US Conducts Strikes Against IS in Libya
Carla Babb
VOA News
PENTAGON—The U.S. military has conducted airstrikes against Islamic State targets in Libya, the Pentagon said Monday.
The strikes were conducted in the Islamic State stronghold of Sirte at the request of the U.N.-backed Libyan Government of National Accord (GNA), according to U.S. and Libyan officials.
The Pentagon says the president authorized the strikes in support of GNA-affiliated forces after they were recommended by Secretary of Defense Ash Carter and Chairman of the Joint Chiefs of Staff General Joe Dunford.
Pentagon Press Secretary Peter Cook told reporters Monday one strike hit an IS tank that had directly challenged GNA-aligned forces and indiscriminately targeted civilians in the area. Another strike hit two IS vehicles.
Goal to deny IS safe haven
U.S. strikes will continue to target Islamic State forces in Sirte in order to enable the GNA to “make a decisive, strategic advance” and to help deny IS a safe haven in Libya from which it could attack the U.S. and its allies, the Pentagon announced in a statement Monday.
«We want to strike at ISIL anywhere it rears its head,» Cook said, using an acronym for Islamic State.
The militant group has been trying to expand in Sirte for more than a year. U.S. Africa Command’s Deputy for Military Operations, Vice Admiral Michael Franken, told VOA in an interview at Africom headquarters in Stuttgart last December that “if Raqqa [Syria] is the nucleus, the nearest thing to the divided nucleus is probably Sirte.“
Fighter numbers reduced
Pentagon press secretary Cook praised the progress made by the GNA-affiliated forces in Sirte, saying that IS fighter numbers have been reduced from thousands in the city to less than 1,000.

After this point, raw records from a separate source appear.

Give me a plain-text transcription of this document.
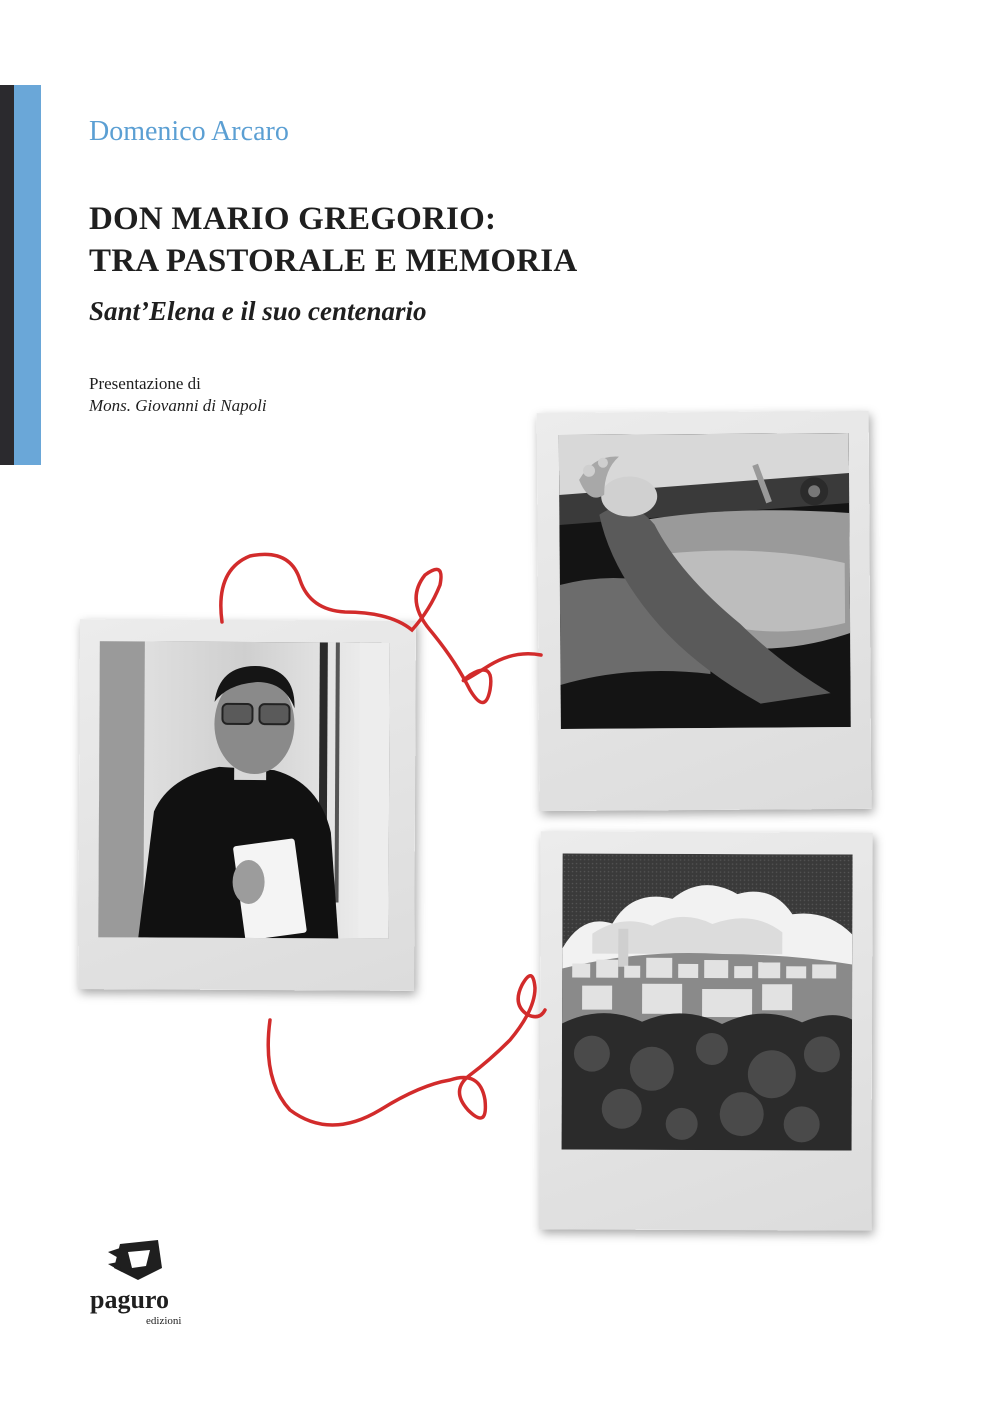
Domenico Arcaro
DON MARIO GREGORIO:
TRA PASTORALE E MEMORIA
Sant’Elena e il suo centenario
Presentazione di
Mons. Giovanni di Napoli
paguro
edizioni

«We hope these airstrikes can be conducted over a short amount of time and that their forces forces will be able to move even faster in terms of removing ISIL from that area,» Cook said.
Monday’s strikes mark the third American attack on IS in Libya since November, but the previous two had targeted high-value IS targets and were not requested by the GNA.
In February, U.S. warplanes attacked an IS training camp in western Libya that was near the border with Tunisia, killing dozens of terrorist recruits. Defense officials in Washington said the airstrike most likely killed senior Islamic State figure Noureddine Chouchane.
A U.S. airstrike last November in the city of Derna killed Abul Nabil, the head of the Islamic State militant group in Libya, according to the Pentagon.